Cookbooktober is the best month of the year for cookbook hoarders like me, and this year has offered a HUGE bounty of quality books. Once all of the new releases are in I’ll be doing a blog post on my personal favorites from the season.

One of the books I’m really enjoying right now is Tony Gemignani’s, “The Pizza Bible”. This book is a comprehensive how-to tome on pizza making including a wide range of international and regional US variations, including Neopolitan, Deep-dish, Wood-Fired, Calzones and Focaccia, New York, Chicago and Detroit style pies. I love the detailed “how to” component of this book as well.

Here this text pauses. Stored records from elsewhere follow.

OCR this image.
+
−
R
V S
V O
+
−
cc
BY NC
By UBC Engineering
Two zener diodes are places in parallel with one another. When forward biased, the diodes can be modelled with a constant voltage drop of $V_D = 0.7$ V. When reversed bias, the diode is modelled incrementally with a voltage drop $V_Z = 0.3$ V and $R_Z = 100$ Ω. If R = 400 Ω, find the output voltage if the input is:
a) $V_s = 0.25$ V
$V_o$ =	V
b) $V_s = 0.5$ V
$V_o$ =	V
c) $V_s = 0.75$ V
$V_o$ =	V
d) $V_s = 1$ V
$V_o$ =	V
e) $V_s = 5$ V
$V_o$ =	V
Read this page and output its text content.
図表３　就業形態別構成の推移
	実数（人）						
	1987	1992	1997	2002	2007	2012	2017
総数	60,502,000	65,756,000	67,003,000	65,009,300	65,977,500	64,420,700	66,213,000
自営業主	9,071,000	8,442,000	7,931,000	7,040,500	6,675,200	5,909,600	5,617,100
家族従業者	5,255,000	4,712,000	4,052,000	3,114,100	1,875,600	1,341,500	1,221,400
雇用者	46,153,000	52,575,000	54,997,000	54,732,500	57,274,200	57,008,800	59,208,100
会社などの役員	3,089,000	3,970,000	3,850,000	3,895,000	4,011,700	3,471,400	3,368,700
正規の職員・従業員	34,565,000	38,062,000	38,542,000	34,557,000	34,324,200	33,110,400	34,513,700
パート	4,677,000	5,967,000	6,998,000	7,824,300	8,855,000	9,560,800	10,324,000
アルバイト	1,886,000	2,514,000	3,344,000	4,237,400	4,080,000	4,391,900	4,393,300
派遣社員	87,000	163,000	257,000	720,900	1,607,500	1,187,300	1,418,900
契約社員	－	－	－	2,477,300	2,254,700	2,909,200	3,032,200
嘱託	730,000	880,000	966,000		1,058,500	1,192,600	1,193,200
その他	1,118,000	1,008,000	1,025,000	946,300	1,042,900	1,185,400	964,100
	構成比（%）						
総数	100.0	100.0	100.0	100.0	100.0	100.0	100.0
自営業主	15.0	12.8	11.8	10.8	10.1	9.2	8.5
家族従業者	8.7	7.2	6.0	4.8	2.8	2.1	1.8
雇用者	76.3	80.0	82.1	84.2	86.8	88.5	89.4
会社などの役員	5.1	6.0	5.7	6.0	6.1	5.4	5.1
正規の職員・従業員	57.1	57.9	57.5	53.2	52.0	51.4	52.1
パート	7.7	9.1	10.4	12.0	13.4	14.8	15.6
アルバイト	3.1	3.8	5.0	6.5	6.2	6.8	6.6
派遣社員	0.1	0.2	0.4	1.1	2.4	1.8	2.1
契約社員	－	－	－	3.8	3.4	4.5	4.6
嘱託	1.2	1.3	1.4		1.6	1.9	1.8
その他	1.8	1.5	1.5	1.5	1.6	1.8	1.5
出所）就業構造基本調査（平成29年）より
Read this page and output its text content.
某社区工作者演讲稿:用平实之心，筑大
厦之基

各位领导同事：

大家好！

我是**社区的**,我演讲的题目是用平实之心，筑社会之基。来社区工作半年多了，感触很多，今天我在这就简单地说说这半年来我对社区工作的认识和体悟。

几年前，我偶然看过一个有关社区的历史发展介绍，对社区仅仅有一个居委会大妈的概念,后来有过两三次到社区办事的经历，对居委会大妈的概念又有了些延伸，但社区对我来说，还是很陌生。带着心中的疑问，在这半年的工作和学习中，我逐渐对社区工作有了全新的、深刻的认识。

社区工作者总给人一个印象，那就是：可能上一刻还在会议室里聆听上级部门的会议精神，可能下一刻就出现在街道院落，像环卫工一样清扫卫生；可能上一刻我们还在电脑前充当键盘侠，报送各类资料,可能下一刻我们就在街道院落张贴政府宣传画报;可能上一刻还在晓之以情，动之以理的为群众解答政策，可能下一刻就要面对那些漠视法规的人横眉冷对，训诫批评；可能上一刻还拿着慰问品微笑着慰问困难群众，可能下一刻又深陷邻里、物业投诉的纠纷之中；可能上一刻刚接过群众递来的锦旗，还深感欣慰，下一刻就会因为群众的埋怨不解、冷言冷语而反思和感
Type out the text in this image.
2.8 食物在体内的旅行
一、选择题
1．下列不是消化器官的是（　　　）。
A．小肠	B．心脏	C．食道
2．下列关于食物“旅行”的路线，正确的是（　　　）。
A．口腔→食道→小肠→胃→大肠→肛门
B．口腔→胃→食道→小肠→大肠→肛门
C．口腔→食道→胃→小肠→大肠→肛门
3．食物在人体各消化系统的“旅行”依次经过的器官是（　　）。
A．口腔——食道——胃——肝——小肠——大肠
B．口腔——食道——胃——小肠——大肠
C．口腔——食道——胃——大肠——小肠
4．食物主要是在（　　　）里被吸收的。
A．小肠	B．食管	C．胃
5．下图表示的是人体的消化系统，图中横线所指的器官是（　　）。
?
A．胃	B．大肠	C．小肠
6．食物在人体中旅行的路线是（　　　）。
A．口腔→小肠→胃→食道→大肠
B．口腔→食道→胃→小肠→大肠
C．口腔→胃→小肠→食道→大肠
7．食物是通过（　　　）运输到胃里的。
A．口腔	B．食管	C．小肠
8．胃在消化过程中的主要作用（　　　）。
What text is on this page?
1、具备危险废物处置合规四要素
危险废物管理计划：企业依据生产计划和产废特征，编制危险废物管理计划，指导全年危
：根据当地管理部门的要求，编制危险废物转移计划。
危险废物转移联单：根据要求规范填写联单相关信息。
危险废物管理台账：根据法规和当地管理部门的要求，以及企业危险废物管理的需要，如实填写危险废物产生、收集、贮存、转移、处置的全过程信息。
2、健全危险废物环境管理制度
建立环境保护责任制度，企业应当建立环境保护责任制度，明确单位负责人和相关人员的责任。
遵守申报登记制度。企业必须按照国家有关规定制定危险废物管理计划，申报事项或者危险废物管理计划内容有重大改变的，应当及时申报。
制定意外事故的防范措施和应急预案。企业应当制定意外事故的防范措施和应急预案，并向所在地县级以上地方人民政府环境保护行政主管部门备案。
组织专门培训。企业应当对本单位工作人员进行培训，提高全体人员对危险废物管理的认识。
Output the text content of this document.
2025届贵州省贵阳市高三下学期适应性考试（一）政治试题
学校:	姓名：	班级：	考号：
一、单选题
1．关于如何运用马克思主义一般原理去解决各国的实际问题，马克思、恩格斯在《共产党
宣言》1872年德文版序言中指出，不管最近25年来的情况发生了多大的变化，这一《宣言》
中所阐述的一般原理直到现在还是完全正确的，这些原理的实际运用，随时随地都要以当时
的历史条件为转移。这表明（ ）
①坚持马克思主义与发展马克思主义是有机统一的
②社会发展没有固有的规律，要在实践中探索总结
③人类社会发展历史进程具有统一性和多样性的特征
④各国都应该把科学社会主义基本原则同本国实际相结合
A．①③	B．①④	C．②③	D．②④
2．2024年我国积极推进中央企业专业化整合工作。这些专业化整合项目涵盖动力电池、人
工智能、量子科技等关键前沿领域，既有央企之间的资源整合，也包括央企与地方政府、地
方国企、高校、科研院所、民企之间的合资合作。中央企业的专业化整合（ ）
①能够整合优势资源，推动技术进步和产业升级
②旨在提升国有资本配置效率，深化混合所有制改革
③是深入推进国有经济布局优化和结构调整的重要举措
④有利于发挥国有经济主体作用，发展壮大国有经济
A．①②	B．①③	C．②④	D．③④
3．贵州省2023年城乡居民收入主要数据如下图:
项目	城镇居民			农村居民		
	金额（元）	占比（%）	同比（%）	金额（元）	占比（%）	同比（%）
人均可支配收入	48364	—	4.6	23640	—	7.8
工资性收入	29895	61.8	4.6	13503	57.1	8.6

As someone who is most inspired by the old school authentic dishes of Italy, this isn’t my favorite specialty pizza book. There are some other quality contenders if you want to go deep into a particular style of pizza, such as Pizza Alba Pezone for Neopolitan pizza. It is, however, a great instructional guide to help you master the basics and then make changes based upon the style you prefer. If you only buy one pizza book, this is a good choice. If you’re a hoarder like me, it’s a good start so you can go deeper with other books. The photography isn’t the most inspiring I’ve seen in a book of this genre, but again—to help you master the basics the step by step photographs map nicely to the instruction set.

This one is worth having in your collection, regardless of the style you prefer. Give it a go. You won’t regret it.

On a 1-5 Scale:

Content: 4

Photography: 3.5

Ease of Understanding / Use: 5

Overall: 4

Full disclosure: I received this book from Blogging for Books for this review.